This article, written by Lewis Rothkopf, General Manager of Supply at MediaMath, originally appeared on LinkedIn.
Like many of you, I read with interest Augustine Fou’s piece, “What a Concept! Buy Media As If It’s 1995,” in which he shares some disturbing examples of middlemen subtracting disproportionate value from media transactions. Also like many of you, I consider Dr. Fou to represent the very best of our industry — he’s a much-needed independent voice in cybersecurity and fraud research and someone whose perspective I hold in the highest regard.
Our opinions differ, however, when it comes to some of the solutions advocated in his latest piece. To be sure, there is no legitimate place for vendors who add no value to the ecosystem — they are a drag on publisher RPMs and do not promote better business outcomes for marketers. Simply put, if you don’t add value to the media transaction, you don’t deserve to be a part of it.
But to paint all intermediaries — “from agencies to ad tech vendors” — with the same brush would be a mistake. When looking at those entities who play a role in the value chain, it is important to separate Black Holes from Shining Stars.

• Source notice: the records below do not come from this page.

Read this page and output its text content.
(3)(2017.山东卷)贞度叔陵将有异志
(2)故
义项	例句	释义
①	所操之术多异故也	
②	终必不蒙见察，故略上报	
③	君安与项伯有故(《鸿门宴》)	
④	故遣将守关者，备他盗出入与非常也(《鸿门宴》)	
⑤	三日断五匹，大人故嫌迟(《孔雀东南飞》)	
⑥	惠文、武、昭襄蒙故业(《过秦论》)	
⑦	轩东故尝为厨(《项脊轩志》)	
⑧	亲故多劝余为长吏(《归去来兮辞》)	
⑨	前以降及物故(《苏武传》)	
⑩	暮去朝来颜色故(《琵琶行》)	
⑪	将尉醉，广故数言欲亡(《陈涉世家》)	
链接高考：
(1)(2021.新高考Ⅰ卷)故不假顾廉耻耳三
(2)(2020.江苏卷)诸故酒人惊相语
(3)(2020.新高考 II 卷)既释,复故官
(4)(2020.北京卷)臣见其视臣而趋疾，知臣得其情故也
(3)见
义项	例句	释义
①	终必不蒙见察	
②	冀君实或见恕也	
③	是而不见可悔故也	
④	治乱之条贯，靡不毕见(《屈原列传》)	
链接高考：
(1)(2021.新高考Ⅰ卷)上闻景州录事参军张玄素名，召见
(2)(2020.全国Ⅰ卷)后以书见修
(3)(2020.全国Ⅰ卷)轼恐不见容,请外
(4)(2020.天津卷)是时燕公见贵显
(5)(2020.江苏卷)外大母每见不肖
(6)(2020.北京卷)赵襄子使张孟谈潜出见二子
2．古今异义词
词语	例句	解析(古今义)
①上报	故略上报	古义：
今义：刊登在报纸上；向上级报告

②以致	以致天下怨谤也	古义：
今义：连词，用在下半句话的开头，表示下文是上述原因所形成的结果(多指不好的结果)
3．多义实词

• Roll up, or aggregate publisher supply without adding a layer of value or differentiation such as data enrichment, geolocation or fraud protection
• Misstate the provenance of the supply or their right to resell it
• Are highly discrepancy-prone
• Are often several layers separated from the underlying publisher inventory
Whereas Shining Stars:
• Offer a layer of protection for buyers by offering assurance — and sometimes a guarantee — that the supply is legitimate, safe and fraud-free
• Add value to otherwise-commoditized supply with the addition of data
• Help identify the most appropriate demand for particular inventory
• Innovate on formats with marketers and publishers
• Normalize disparate pools of supply to make them addressable across channels
• Improve measurement and accountability
• Work to keep costs low
Additionally, though it can be tempting to dispose of baby along with bath water and flee from programmatic and its defense mechanisms (and the associated costs of same), doing so is not without significant risk. Dr. Fou acknowledges this in his piece, in which he says, “Of course, the publishers have to be vetted…” and that marketers shouldn’t simply take their word for it.

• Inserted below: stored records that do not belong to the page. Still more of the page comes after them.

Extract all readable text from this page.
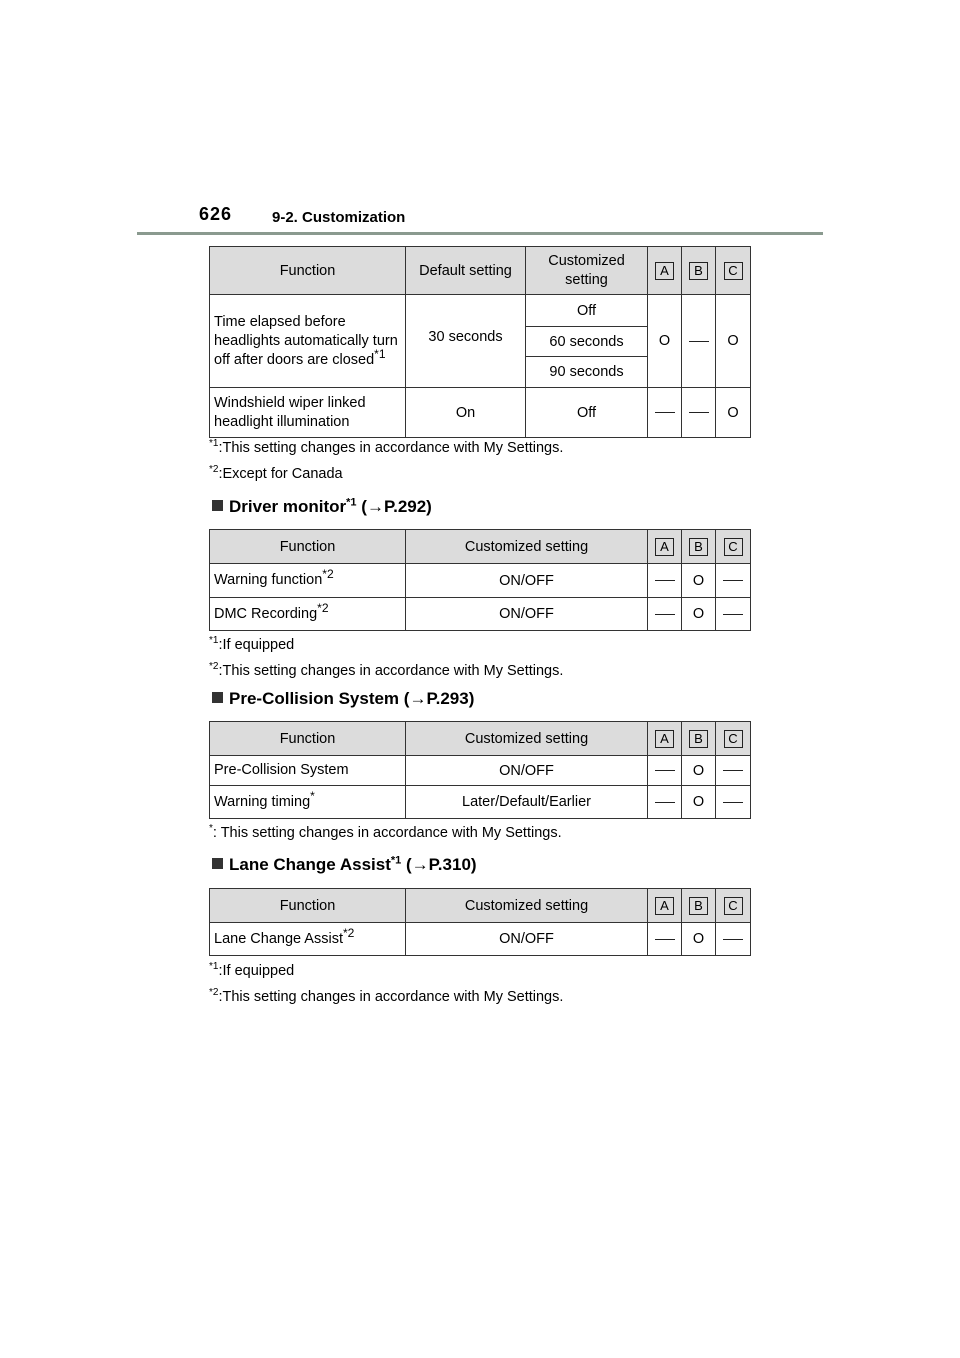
626	9-2. Customization
Function	Default setting	Customized setting	A	B	C
Time elapsed before headlights automatically turn off after doors are closed$^{*1}$	30 seconds	Off	O		O
		60 seconds			
		90 seconds			
Windshield wiper linked headlight illumination	On	Off			O
$^{*1}$:This setting changes in accordance with My Settings.
$^{*2}$:Except for Canada
Driver monitor$^{*1}$ (→P.292)
Function	Customized setting	A	B	C
Warning function$^{*2}$	ON/OFF		O	
DMC Recording$^{*2}$	ON/OFF		O	
$^{*1}$:If equipped
$^{*2}$:This setting changes in accordance with My Settings.
Pre-Collision System (→P.293)
Function	Customized setting	A	B	C
Pre-Collision System	ON/OFF		O	
Warning timing*	Later/Default/Earlier		O	
*: This setting changes in accordance with My Settings.
Lane Change Assist$^{*1}$ (→P.310)
Function	Customized setting	A	B	C
Lane Change Assist$^{*2}$	ON/OFF		O	
$^{*1}$:If equipped
$^{*2}$:This setting changes in accordance with My Settings.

To this point, I’ve spoken with several publishers in recent months who have a strong understanding about where invalid traffic comes from and who have taken the necessary steps to avoid it. But we’ve interacted with many others who do not yet have such an understanding. One media property whom most would consider to be of the highest quality recently told us that invalid traffic is not preventable by publishers. This is most certainly not an accurate statement, and it was asserted in response to a suspicious traffic inquiry that we raised on behalf of our customers. Of course, when you buy inventory you are also effectively transacting with everyone from whom that publisher has sourced traffic in the past!
Dr. Fou raises several important — and downright horrifying — examples of non-value adding middlemen sucking trust and credibility out of the ecosystem. But turning back the clock to a time when there were no intermediaries facilitating media transactions is not the answer. Lots of things must happen in order to make a transaction possible, safe and effective — including things that can’t be taken for granted, such as data-decorating inventory to make it more addressable, ensuring that the inventory is free of fraud and that the supply source has a right to sell it, and intelligently marrying the right supply with the right demand. These things cost money, and should be considered every bit as much a part of a marketer’s investment in “working media” as the final act of displaying the ad on the web page.
It is in the interest of every legitimate actor in digital media to eliminate Black Holes from the ecosystem. By working together, we can continue to reduce costs and remove points of friction from media transactions, and reach a near future state in which good actor intermediaries are able to compete on their technical capabilities and their ability to drive business outcomes, and not only on their existential legitimacy relative to bad actors.